Vídeo dissemina teorias conspiratórias sobre a pandemia
“Vigilância e servidão” culpa o “sistema” e o “estado”, mas sem dar nome aos bois
A pandemia é uma farsa a serviço dos governos mundiais. Basicamente, essa é a ideia do documentário “Vigilância e servidão: o legado da covardia pandêmica”, produzido pela editora Casando o Verbo. O aplicativo Eu Fiscalizo, da Fundação Oswaldo Cruz, enviou-nos o vídeo para checagem.
Trata-se de uma narrativa de cerca de dez minutos, na qual um locutor com forte sotaque do sul do país discorre sobre a pandemia da Covid-19. Sua fala é ilustrada por imagens de cidades vazias, líderes mundiais, pensadores e cenas de ficção que criam um fio-condutor para a narrativa.
Não se pode dizer que haja uma única informação falsa no vídeo, pois ele faz afirmações genéricas sobre a pandemia, deixando tudo no nível da sugestão, sem apresentar provas. A culpa pelos males trazidos pela Covid-19 é colocada sobre o “sistema” e o “estado”. Ambos estariam a serviço dos grandes detentores do poder e do capital. De outro lado, a narrativa sugere que apenas os trabalhadores que se arriscam para ganhar a vida são verdadeiramente livres.
Tudo isso é costurado por frases grandiloquentes mas vazias, como esta: “Se o objetivo desses tempos de pandemia for aumentar nosso amor à servidão, então estão alcançando esse objetivo”.
Conspiração – O tom da narrativa é fortemente marcado pelas teorias conspiratórias que vêm ganhando força nos últimos anos, e que atribuem os males da humanidade a forças ocultas que nunca são diretamente nomeadas. O método é sugerir, por meio das imagens, em vez de nomear. Por exemplo, ao falar sobre a suposta “palhaçada” do número de mortos na pandemia, a imagem mostrada no vídeo é a do diretor-geral da Organização Mundial da Saúde, Tedros Adhanom.
O vídeo está recheado de citações e referências a grandes pensadores e filósofos, como o dramaturgo alemão Bertold Brecht (1898-1956), o escritor inglês Aldous Huxley (1894-1963) e o filósofo sul-coreano Byung-Chul Han (1959- ).

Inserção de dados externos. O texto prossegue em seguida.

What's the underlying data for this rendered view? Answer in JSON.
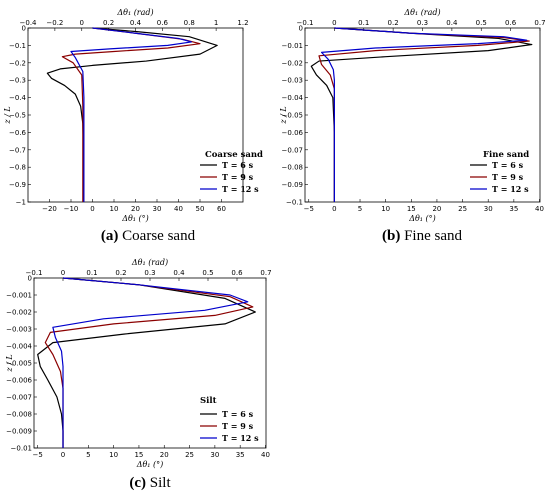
{
  "chart_data": [
    {
      "type": "line",
      "caption_tag": "(a)",
      "caption_text": "Coarse sand",
      "soil_label": "Coarse sand",
      "xlabel": "Δθ₁ (°)",
      "x2label": "Δθ₁ (rad)",
      "ylabel": "z / L",
      "xlim": [
        -30,
        70
      ],
      "x2lim": [
        -0.4,
        1.2
      ],
      "ylim": [
        -1,
        0
      ],
      "xticks": [
        "−20",
        "−10",
        "0",
        "10",
        "20",
        "30",
        "40",
        "50",
        "60"
      ],
      "x2ticks": [
        "−0.4",
        "−0.2",
        "0",
        "0.2",
        "0.4",
        "0.6",
        "0.8",
        "1",
        "1.2"
      ],
      "yticks": [
        "0",
        "−0.1",
        "−0.2",
        "−0.3",
        "−0.4",
        "−0.5",
        "−0.6",
        "−0.7",
        "−0.8",
        "−0.9",
        "−1"
      ],
      "legend_position": "lower-right",
      "series": [
        {
          "name": "T = 6 s",
          "color": "#000000",
          "x": [
            0,
            20,
            45,
            58,
            50,
            25,
            0,
            -15,
            -21,
            -19,
            -13,
            -8,
            -5.5,
            -4.5,
            -4.2,
            -4.2,
            -4.2
          ],
          "y": [
            0,
            -0.02,
            -0.05,
            -0.1,
            -0.15,
            -0.19,
            -0.215,
            -0.235,
            -0.26,
            -0.29,
            -0.33,
            -0.38,
            -0.45,
            -0.55,
            -0.7,
            -0.85,
            -1.0
          ]
        },
        {
          "name": "T = 9 s",
          "color": "#8B0000",
          "x": [
            0,
            20,
            42,
            50,
            35,
            10,
            -8,
            -14,
            -9,
            -5,
            -4.5,
            -4.5
          ],
          "y": [
            0,
            -0.03,
            -0.065,
            -0.09,
            -0.115,
            -0.135,
            -0.15,
            -0.165,
            -0.2,
            -0.27,
            -0.45,
            -1.0
          ]
        },
        {
          "name": "T = 12 s",
          "color": "#0000CC",
          "x": [
            0,
            20,
            40,
            46,
            35,
            8,
            -10,
            -8,
            -4.5,
            -4,
            -4
          ],
          "y": [
            0,
            -0.03,
            -0.06,
            -0.08,
            -0.1,
            -0.12,
            -0.135,
            -0.17,
            -0.25,
            -0.4,
            -1.0
          ]
        }
      ]
    },
    {
      "type": "line",
      "caption_tag": "(b)",
      "caption_text": "Fine sand",
      "soil_label": "Fine sand",
      "xlabel": "Δθ₁ (°)",
      "x2label": "Δθ₁ (rad)",
      "ylabel": "z / L",
      "xlim": [
        -5.73,
        40.1
      ],
      "x2lim": [
        -0.1,
        0.7
      ],
      "ylim": [
        -0.1,
        0
      ],
      "xticks": [
        "−5",
        "0",
        "5",
        "10",
        "15",
        "20",
        "25",
        "30",
        "35",
        "40"
      ],
      "x2ticks": [
        "−0.1",
        "0",
        "0.1",
        "0.2",
        "0.3",
        "0.4",
        "0.5",
        "0.6",
        "0.7"
      ],
      "yticks": [
        "0",
        "−0.01",
        "−0.02",
        "−0.03",
        "−0.04",
        "−0.05",
        "−0.06",
        "−0.07",
        "−0.08",
        "−0.09",
        "−0.1"
      ],
      "legend_position": "lower-right",
      "series": [
        {
          "name": "T = 6 s",
          "color": "#000000",
          "x": [
            0,
            15,
            32,
            38.5,
            30,
            10,
            -3,
            -4.5,
            -3.5,
            -1.5,
            -0.3,
            0,
            0
          ],
          "y": [
            0,
            -0.003,
            -0.006,
            -0.0095,
            -0.013,
            -0.0165,
            -0.019,
            -0.022,
            -0.027,
            -0.033,
            -0.04,
            -0.06,
            -0.1
          ]
        },
        {
          "name": "T = 9 s",
          "color": "#8B0000",
          "x": [
            0,
            15,
            33,
            38,
            28,
            8,
            -3,
            -2.5,
            -0.8,
            0,
            0
          ],
          "y": [
            0,
            -0.003,
            -0.0055,
            -0.0075,
            -0.01,
            -0.013,
            -0.016,
            -0.021,
            -0.027,
            -0.035,
            -0.1
          ]
        },
        {
          "name": "T = 12 s",
          "color": "#0000CC",
          "x": [
            0,
            15,
            33,
            37.5,
            28,
            8,
            -2.5,
            -1.2,
            -0.2,
            0,
            0
          ],
          "y": [
            0,
            -0.003,
            -0.005,
            -0.007,
            -0.009,
            -0.0115,
            -0.014,
            -0.018,
            -0.024,
            -0.03,
            -0.1
          ]
        }
      ]
    },
    {
      "type": "line",
      "caption_tag": "(c)",
      "caption_text": "Silt",
      "soil_label": "Silt",
      "xlabel": "Δθ₁ (°)",
      "x2label": "Δθ₁ (rad)",
      "ylabel": "z / L",
      "xlim": [
        -5.73,
        40.1
      ],
      "x2lim": [
        -0.1,
        0.7
      ],
      "ylim": [
        -0.01,
        0
      ],
      "xticks": [
        "−5",
        "0",
        "5",
        "10",
        "15",
        "20",
        "25",
        "30",
        "35",
        "40"
      ],
      "x2ticks": [
        "−0.1",
        "0",
        "0.1",
        "0.2",
        "0.3",
        "0.4",
        "0.5",
        "0.6",
        "0.7"
      ],
      "yticks": [
        "0",
        "−0.001",
        "−0.002",
        "−0.003",
        "−0.004",
        "−0.005",
        "−0.006",
        "−0.007",
        "−0.008",
        "−0.009",
        "−0.01"
      ],
      "legend_position": "lower-right",
      "series": [
        {
          "name": "T = 6 s",
          "color": "#000000",
          "x": [
            0,
            15,
            32,
            38,
            32,
            12,
            -2,
            -5,
            -4.5,
            -3,
            -1.2,
            -0.3,
            0,
            0
          ],
          "y": [
            0,
            -0.0004,
            -0.0012,
            -0.002,
            -0.0027,
            -0.0033,
            -0.0038,
            -0.0045,
            -0.0052,
            -0.006,
            -0.007,
            -0.008,
            -0.009,
            -0.01
          ]
        },
        {
          "name": "T = 9 s",
          "color": "#8B0000",
          "x": [
            0,
            15,
            33,
            37.5,
            30,
            10,
            -2.5,
            -3.5,
            -2,
            -0.5,
            0,
            0
          ],
          "y": [
            0,
            -0.0004,
            -0.0011,
            -0.0017,
            -0.0022,
            -0.0027,
            -0.0032,
            -0.0038,
            -0.0045,
            -0.0055,
            -0.0065,
            -0.01
          ]
        },
        {
          "name": "T = 12 s",
          "color": "#0000CC",
          "x": [
            0,
            15,
            33,
            36.5,
            28,
            8,
            -2,
            -1.5,
            -0.3,
            0,
            0
          ],
          "y": [
            0,
            -0.0004,
            -0.001,
            -0.0014,
            -0.0019,
            -0.0024,
            -0.0029,
            -0.0035,
            -0.0043,
            -0.0052,
            -0.01
          ]
        }
      ]
    }
  ]
}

Obras como os romances distópicos 1984, de George Orwell, e Fahrenheit 451, de Ray Bradbury, também são citadas. Toda essa erudição é chamada para criar uma nuvem de fumaça, já que a ideia básica, bastante rasa, é que o mundo está sendo dominado pelos poderosos e o povo é quem paga a conta.
Ao insistir nesse ponto, percebe-se o viés negacionista que marcou a pandemia desde o início no Brasil, quando defensores da “vida” se opunham aos defensores da “economia”. Ao menos nesse momento, fica clara a opção editorial que guia a narrativa do vídeo conspiratório. Ele está do lado dos pobres, pequenos comerciantes, “trabalhadores mais pobres, que precisam e continuaram a trabalhar, enquanto os ricos podem se refugiar em casas de férias”. O proletariado contra os ricos, mas sem Marx.
Piscando um olho ao populismo, o vídeo se coloca como “do contra”, em manobra retórica que busca catalisar simpatias e fomentar a confusão entre as pessoas. Sobre as mortes pela Covid-19, eis o veredicto: “Tudo um grande faz de conta, uma grande palhaçada”.
Narrativas com igual método são encontradas em outros supostos documentários – supostos porque um documentário deve se basear em fatos, não em suposições fantasiosas – que já checamos aqui. Plandemic, que foi retirado do Youtube após várias denúncias de falsidade, punha a culpa sobre as vacinas e os interesses da indústria farmacêutica americana. Sete Denúncias faz uma análise enviesada da pandemia, insinuando que ela serve aos propósitos de governos ditatoriais contra a liberdade individual.